Created 04-13-2018 12:42 PM
Hi everybody, i want to do DFSIO test on my hadoop cluster. I wanna know which parameter, show the number of parallel task on a data node? i mean what is the name of the parameter and where is it? i want to change it , and analyze the results. thank u very much.
i have read an article, in this link;
https://pdfs.semanticscholar.org/e874/ed1a4b120bb4caf5c2ecb440f49df7819d54.pdf
In this article, they use these parameters for DFSIO test:
Created 04-13-2018 10:56 PM
Like other MR jobs, you can specify the number of map tasks for the job via JobConf.setNumMapTasks(). However, this is only a hint and the actual number of spawned map tasks depends on the number of input splits. If you have set NumMapTasks=100 with 50 nodes, then the number of tasks in parallel per node is about 100/50 = 2 assuming the splits are evenly distributed across the nodes.
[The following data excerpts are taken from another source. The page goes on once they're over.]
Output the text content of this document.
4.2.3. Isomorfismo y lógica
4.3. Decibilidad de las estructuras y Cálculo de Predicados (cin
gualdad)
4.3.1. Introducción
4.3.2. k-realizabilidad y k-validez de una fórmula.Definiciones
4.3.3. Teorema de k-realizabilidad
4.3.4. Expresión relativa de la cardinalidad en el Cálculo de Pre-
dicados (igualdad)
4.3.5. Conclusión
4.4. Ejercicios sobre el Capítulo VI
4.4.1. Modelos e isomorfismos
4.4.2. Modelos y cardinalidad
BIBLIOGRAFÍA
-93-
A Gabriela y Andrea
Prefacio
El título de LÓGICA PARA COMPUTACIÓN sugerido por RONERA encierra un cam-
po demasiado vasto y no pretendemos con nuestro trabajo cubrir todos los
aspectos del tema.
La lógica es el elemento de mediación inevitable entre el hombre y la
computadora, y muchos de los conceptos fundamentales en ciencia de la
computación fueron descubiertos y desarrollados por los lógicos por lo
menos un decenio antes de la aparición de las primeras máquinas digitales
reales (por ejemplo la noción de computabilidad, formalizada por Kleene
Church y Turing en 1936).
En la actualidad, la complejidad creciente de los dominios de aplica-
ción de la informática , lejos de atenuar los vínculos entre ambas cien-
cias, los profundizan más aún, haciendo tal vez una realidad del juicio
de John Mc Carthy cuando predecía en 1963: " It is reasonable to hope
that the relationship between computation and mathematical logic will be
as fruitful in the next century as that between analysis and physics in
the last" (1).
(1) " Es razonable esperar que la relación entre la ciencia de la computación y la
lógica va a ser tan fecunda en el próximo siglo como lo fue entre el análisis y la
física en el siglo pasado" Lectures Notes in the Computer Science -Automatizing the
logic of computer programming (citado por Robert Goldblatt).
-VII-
Created 04-13-2018 10:56 PM
Like other MR jobs, you can specify the number of map tasks for the job via JobConf.setNumMapTasks(). However, this is only a hint and the actual number of spawned map tasks depends on the number of input splits. If you have set NumMapTasks=100 with 50 nodes, then the number of tasks in parallel per node is about 100/50 = 2 assuming the splits are evenly distributed across the nodes.